Reputation: 197
I have a 500x1000 feature vector and principal component analysis says that over 99% of total variance is covered by the first component. So I replace 1000 dimension point by 1 dimension point giving 500x1 feature vector(using Matlab's pca function). But, my classifier accuracy which was initially around 80% with 1000 features now drops to 30% with 1 feature even though more than 99% of the variance is accounted by this feature. What could be the explanation to this or are my methods wrong?
(This question partly arises from my earlier question Significance of 99% of variance covered by the first component in PCA)
Edit: I used weka's principal components method to perform the dimensionality reduction and support vector machines(SVM) classifier.
Upvotes: 2
Views: 5264
Reputation: 19169
Principal Components do not necessarily have any correlation to classification accuracy. There could be a 2-variable situation where 99% of the variance corresponds to the first PC but that PC has no relation to the underlying classes in the data. Whereas the second PC (which only contributes to 1% of the variance) is the one that can separate the classes. If you only keep the first PC, then you lose the feature that actually provides the ability to classify the data.

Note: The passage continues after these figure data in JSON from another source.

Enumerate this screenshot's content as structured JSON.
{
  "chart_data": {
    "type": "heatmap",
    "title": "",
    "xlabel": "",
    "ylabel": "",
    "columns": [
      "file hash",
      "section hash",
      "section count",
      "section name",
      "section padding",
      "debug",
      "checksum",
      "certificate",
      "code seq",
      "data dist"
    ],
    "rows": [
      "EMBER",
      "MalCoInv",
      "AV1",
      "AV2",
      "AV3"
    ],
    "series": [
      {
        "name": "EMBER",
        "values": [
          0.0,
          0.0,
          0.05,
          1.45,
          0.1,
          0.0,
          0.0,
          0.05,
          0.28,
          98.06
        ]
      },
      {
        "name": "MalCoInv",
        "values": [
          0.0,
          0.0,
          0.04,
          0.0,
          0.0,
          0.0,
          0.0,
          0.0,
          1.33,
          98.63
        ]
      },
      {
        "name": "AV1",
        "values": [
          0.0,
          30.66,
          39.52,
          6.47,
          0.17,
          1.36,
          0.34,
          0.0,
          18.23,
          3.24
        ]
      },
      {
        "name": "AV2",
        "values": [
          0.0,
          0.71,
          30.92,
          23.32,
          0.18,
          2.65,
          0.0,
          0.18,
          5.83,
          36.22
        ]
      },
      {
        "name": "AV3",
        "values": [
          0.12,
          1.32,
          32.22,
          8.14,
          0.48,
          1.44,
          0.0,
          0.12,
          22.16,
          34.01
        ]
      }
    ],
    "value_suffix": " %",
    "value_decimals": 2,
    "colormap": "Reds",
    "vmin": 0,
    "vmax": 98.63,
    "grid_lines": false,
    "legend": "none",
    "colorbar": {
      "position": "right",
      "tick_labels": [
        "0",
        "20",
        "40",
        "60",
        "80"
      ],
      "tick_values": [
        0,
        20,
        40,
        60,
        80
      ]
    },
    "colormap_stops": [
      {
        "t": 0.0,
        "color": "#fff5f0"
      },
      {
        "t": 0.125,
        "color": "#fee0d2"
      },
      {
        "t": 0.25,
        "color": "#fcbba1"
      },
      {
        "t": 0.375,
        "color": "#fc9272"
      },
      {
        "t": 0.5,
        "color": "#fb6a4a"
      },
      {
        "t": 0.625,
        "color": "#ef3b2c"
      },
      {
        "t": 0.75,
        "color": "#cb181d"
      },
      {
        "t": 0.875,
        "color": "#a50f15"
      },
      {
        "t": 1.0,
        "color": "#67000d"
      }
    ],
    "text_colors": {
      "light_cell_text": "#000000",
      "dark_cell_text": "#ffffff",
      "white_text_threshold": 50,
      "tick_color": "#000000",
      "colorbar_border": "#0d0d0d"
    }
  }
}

In practice, smaller (lower variance) PCs often are associated with noise so there can be benefit in removing them but there is no guarantee of this.
Consider a case where you have two variables: a person's mass (in grams) and body temperature (in degrees Celsius). You want to predict which people have the flu and which do not. In this case, weight has a much greater variance but probably no correlation to the flu, whereas temperature, which has low variance, has a strong correlation to the flu. After the Principal Components transformation, the first PC will be strongly aligned with mass (since it has much greater variance) so if you dropped the second PC, would be losing almost all of your classification accuracy.
It is important to remember that Principal Components is an unsupervised transformation of the data. It does not consider labels of your training data when calculating the transformation (as opposed to something like Fisher's linear discriminant).
Upvotes: 12